做题之前,可以先到下面这个网站玩一会游戏:
https://unixpapa.com/floodit/?sz=14&nc=6
游戏开发里面,比较常用的一个搜索算法是寻路算法,寻路算法里面用的最多的是A*算法以及很多优化的A*算法,对于只有4个方向的寻路算法,之前在网上见到有A*的位运算优化,性能非常高,1ms能处理上百个格子的地图寻路!很多MMORPG网络游戏都会应用这些算法,如果有兴趣做游戏的童鞋可以多关注下~
本文暂时不讲解A*算法,而是讲解另外一种搜索算法,也就是IDA*算法。
IDA*算法的具体名称是 Iterative Deepening A*, 由Korf在1985年提出。该算法的最初目的是为了利用深度搜索的优势解决广度A*的空间问题,其代价是会产生重复搜索。
IDA*算法最显著的特点是它有一个限制深度(max-depth),每次迭代都不会超过这个深度,另外和A*算法一样,也有一个评估函数用于剪枝。

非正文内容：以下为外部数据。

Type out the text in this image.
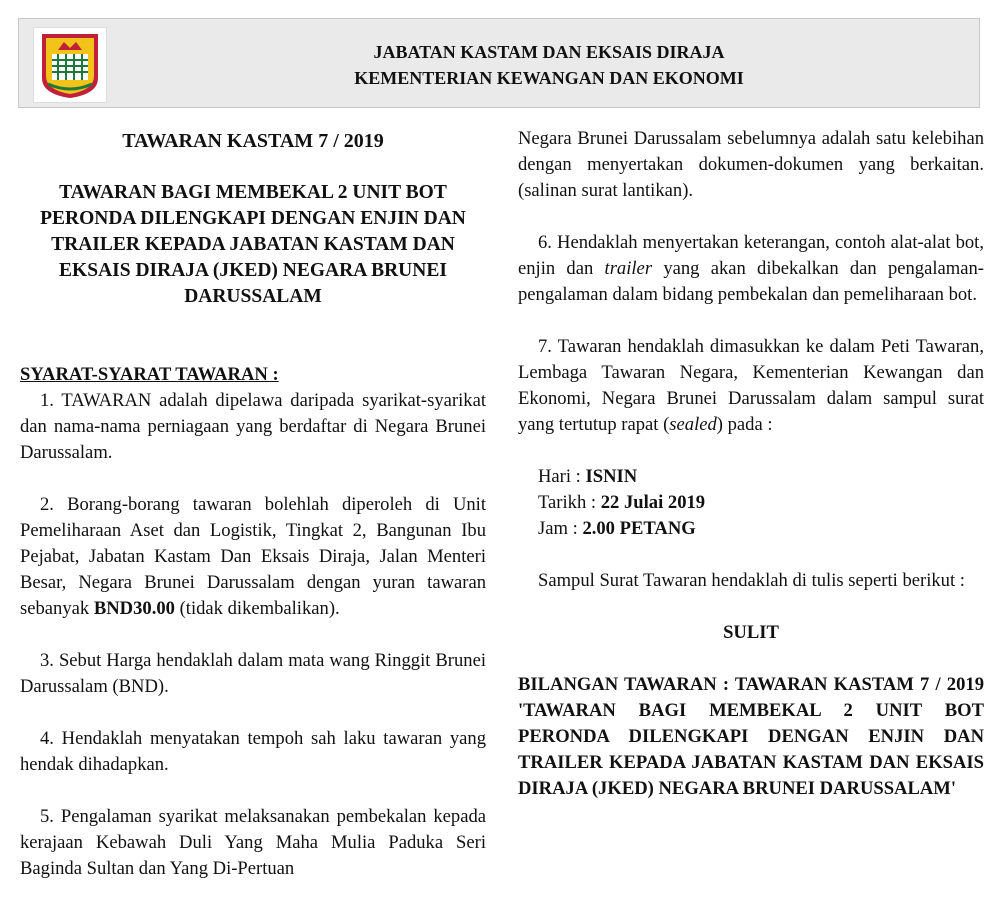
JABATAN KASTAM DAN EKSAIS DIRAJA
KEMENTERIAN KEWANGAN DAN EKONOMI
TAWARAN KASTAM 7 / 2019
TAWARAN BAGI MEMBEKAL 2 UNIT BOT PERONDA DILENGKAPI DENGAN ENJIN DAN TRAILER KEPADA JABATAN KASTAM DAN EKSAIS DIRAJA (JKED) NEGARA BRUNEI DARUSSALAM
SYARAT-SYARAT TAWARAN :

1. TAWARAN adalah dipelawa daripada syarikat-syarikat dan nama-nama perniagaan yang berdaftar di Negara Brunei Darussalam.

2. Borang-borang tawaran bolehlah diperoleh di Unit Pemeliharaan Aset dan Logistik, Tingkat 2, Bangunan Ibu Pejabat, Jabatan Kastam Dan Eksais Diraja, Jalan Menteri Besar, Negara Brunei Darussalam dengan yuran tawaran sebanyak BND30.00 (tidak dikembalikan).

3. Sebut Harga hendaklah dalam mata wang Ringgit Brunei Darussalam (BND).

4. Hendaklah menyatakan tempoh sah laku tawaran yang hendak dihadapkan.

5. Pengalaman syarikat melaksanakan pembekalan kepada kerajaan Kebawah Duli Yang Maha Mulia Paduka Seri Baginda Sultan dan Yang Di-Pertuan

Negara Brunei Darussalam sebelumnya adalah satu kelebihan dengan menyertakan dokumen-dokumen yang berkaitan. (salinan surat lantikan).

6. Hendaklah menyertakan keterangan, contoh alat-alat bot, enjin dan trailer yang akan dibekalkan dan pengalaman-pengalaman dalam bidang pembekalan dan pemeliharaan bot.

7. Tawaran hendaklah dimasukkan ke dalam Peti Tawaran, Lembaga Tawaran Negara, Kementerian Kewangan dan Ekonomi, Negara Brunei Darussalam dalam sampul surat yang tertutup rapat (sealed) pada :

Hari : ISNIN
Tarikh : 22 Julai 2019
Jam : 2.00 PETANG

Sampul Surat Tawaran hendaklah di tulis seperti berikut :

SULIT

BILANGAN TAWARAN : TAWARAN KASTAM 7 / 2019 'TAWARAN BAGI MEMBEKAL 2 UNIT BOT PERONDA DILENGKAPI DENGAN ENJIN DAN TRAILER KEPADA JABATAN KASTAM DAN EKSAIS DIRAJA (JKED) NEGARA BRUNEI DARUSSALAM'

学习IDA*最好的办法是先跟着看这道题的代码和注释然后再去理解,对于新手看IDA*的文字描述只会让你一脸懵逼。
题目就不翻译了,可以直接略过,题目要求的就是输入棋盘,输出最少步数。
Problem Description
Flood-it is a fascinating puzzle game on Google+ platform. The game interface is like follows:
At the beginning of the game, system will randomly generate an N×N square board and each grid of the board is painted by one of the six colors. The player starts from the top left corner. At each step, he/she selects a color and changes all the grids connected with the top left corner to that specific color. The statement “two grids are connected” means that there is a path between the certain two grids under condition that each pair of adjacent grids on this path is in the same color and shares an edge. In this way the player can flood areas of the board from the starting grid (top left corner) until all of the grids are in same color. The following figure shows the earliest steps of a 4×4 game (colors are labeled in 0 to 5):
Given a colored board at very beginning, please find the minimal number of steps to win the game (to change all the grids into a same color).
Input
The input contains no more than 20 test cases. For each test case, the first line contains a single integer N (2<=N<=8) indicating the size of game board.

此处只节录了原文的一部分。